The move is their own choice, not precipitated by any health emergency. They want to settle into a place with transportation, meals, housekeeping, recreation and other services, available to use as they need them in the coming years.
They have been going through their attic, basement, garage, and five rooms, choosing what to bring with them, what to send to our home, what to give to each of my two sisters, and what to donate to charity.
There is one important heirloom that they can’t bring with them or give to anyone – a rosebush.
Beside every home that they have shared for 53 years, my parents have transplanted a rosebush that grew next to my mother’s childhood home in Hoosac Tunnel, Massachusetts.

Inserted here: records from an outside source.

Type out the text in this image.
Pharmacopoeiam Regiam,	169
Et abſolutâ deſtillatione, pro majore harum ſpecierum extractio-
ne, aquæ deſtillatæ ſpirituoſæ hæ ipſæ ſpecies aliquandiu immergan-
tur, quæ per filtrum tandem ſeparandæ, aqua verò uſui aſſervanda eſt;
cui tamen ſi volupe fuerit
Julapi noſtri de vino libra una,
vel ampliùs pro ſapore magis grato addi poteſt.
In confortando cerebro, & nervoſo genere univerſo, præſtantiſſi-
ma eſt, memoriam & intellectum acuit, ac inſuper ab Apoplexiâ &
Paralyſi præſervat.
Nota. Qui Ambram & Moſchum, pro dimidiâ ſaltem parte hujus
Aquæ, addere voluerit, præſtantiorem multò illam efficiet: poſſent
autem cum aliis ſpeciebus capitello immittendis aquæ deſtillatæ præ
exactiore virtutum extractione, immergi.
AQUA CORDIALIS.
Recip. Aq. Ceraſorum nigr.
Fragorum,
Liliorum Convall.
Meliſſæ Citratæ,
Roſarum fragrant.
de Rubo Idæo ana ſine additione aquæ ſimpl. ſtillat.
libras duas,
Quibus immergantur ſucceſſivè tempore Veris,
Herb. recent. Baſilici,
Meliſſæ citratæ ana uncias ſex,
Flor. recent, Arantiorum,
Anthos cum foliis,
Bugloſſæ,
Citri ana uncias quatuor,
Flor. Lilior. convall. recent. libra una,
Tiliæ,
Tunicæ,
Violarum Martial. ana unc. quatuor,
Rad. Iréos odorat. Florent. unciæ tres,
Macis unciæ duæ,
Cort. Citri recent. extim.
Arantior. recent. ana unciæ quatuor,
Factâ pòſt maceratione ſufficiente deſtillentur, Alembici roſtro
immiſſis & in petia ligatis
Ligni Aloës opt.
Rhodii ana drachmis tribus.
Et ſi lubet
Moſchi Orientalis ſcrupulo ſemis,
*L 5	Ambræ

This is not a spindly, delicate, high-maintenance, hybrid tea rose, but a rose bush that is only a generation away from its wild cousins. Its stems are thick with thorns and its leaves are more abundant and a fresher, brighter green than the florist kinds of roses. Its blossoms have deep pink petals, which open in the sun to reveal a large cluster of yellow stamens, heavy with pollen. Unlike highly cultivated varieties, these roses’ scent is intense and attracts many bumblebees, who drink the nectar, busily fill the pollen sacs on their legs, fly to their nest, and then return for more. In testament to the work of the bees, when the petals flutter down to the ground below the bush, it produces large, bright red rose hips that decorate the branches for months.
Planted at their current home with its slightly warmer climate, the bush has grown very large and often produces a second round of blossoms in late summer. It is also part of the landscaping of their house, and as such, is being sold along with it. Given its current size, it also could not be transplanted again without serious damage to its roots.
This heirloom rose bush will still be close to our family, though. Fifteen years ago, we transplanted a shoot from the rose next to our own home, where it has thrived. Now we will propagate a new bush from it and put it in a container that my parents can keep on the little deck off their living room at the apartment.
It should be ready to bud a few weeks after their 54th anniversary.